Bukhchuluun, qui parle un japonais de conversation, dit que ce changement est la réalisation d'une promesse faite à son père avant son décès en 2018. "Je voulais lutter à l'université, mais il voulais que je rejoigne les sumos," dit-il.

Bukhchuluun n'a débuté la lutte qu'en 2016, remportant le championnat junior des lycéens de Mongolie l'année suivante. Ceci attira l'attention de l'ancien yokozuna (grand champion) sumo Asashoryu, qui aida le jeune homme à entrer la NSSU Kashiwa comme étudiant étranger.

L'année dernière, Bukhchuluun a remporté le titre des 92kg de l'Intercollège et des Kokutai, vainquant les deux fois Atsushi Miura du Collège Amino, préfecture de Kyoto, en finale. C'était une revanche sur la défaite encaissée face à Miura en finale de la Kazama. Cette année, tous deux ont terminé victorieux, car Miura est passé en 125kg et a obtenu l'or pour son second titre.

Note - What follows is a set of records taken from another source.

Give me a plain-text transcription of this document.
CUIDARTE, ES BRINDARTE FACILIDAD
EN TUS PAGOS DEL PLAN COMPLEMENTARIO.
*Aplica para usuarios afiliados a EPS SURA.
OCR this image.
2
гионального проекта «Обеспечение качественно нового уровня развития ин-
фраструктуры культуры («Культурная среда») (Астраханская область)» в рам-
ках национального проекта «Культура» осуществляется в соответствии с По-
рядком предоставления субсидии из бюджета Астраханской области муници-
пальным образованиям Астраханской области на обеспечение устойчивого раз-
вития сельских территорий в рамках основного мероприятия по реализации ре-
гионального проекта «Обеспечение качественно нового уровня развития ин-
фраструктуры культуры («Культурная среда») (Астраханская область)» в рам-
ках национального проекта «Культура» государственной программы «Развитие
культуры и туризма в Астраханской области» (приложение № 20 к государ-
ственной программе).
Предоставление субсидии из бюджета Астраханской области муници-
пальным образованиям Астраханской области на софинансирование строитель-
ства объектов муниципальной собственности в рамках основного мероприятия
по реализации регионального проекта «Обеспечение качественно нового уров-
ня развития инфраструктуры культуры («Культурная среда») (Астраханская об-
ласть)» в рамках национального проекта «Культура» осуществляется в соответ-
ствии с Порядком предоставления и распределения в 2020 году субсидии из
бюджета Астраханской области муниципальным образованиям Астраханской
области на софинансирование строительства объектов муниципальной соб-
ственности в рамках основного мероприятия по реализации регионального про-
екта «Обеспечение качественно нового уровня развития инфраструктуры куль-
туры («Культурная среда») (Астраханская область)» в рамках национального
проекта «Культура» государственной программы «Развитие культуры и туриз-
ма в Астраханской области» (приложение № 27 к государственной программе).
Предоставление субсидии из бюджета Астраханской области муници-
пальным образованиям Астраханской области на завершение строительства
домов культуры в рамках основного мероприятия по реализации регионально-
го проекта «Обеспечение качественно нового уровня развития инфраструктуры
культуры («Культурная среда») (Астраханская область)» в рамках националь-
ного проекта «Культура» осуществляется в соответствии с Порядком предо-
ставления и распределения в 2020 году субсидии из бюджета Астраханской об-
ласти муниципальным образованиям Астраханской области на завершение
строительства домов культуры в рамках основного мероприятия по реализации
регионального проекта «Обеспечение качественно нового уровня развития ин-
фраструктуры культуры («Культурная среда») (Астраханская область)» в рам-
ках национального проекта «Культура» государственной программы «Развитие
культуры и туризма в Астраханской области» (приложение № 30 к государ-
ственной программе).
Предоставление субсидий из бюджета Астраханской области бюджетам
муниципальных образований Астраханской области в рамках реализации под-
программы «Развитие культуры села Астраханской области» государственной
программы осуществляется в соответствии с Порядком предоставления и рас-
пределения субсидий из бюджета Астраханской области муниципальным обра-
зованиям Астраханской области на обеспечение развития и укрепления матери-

Une différence de taille pour Bukhchuluun, qui se prépare à une carrière dans le sumo, est qu'il ne s'agira plus seulement d'atteindre un certain poids (bien qu'avec un poids naturel de 83kg, ce n'était pas vraiment un sujet inquiétude). Il lui faudra maintenant s'épaissir dans un sport où 100kg sont considérés comme un poids léger. "Je dois grossir pour gagner," dit-il.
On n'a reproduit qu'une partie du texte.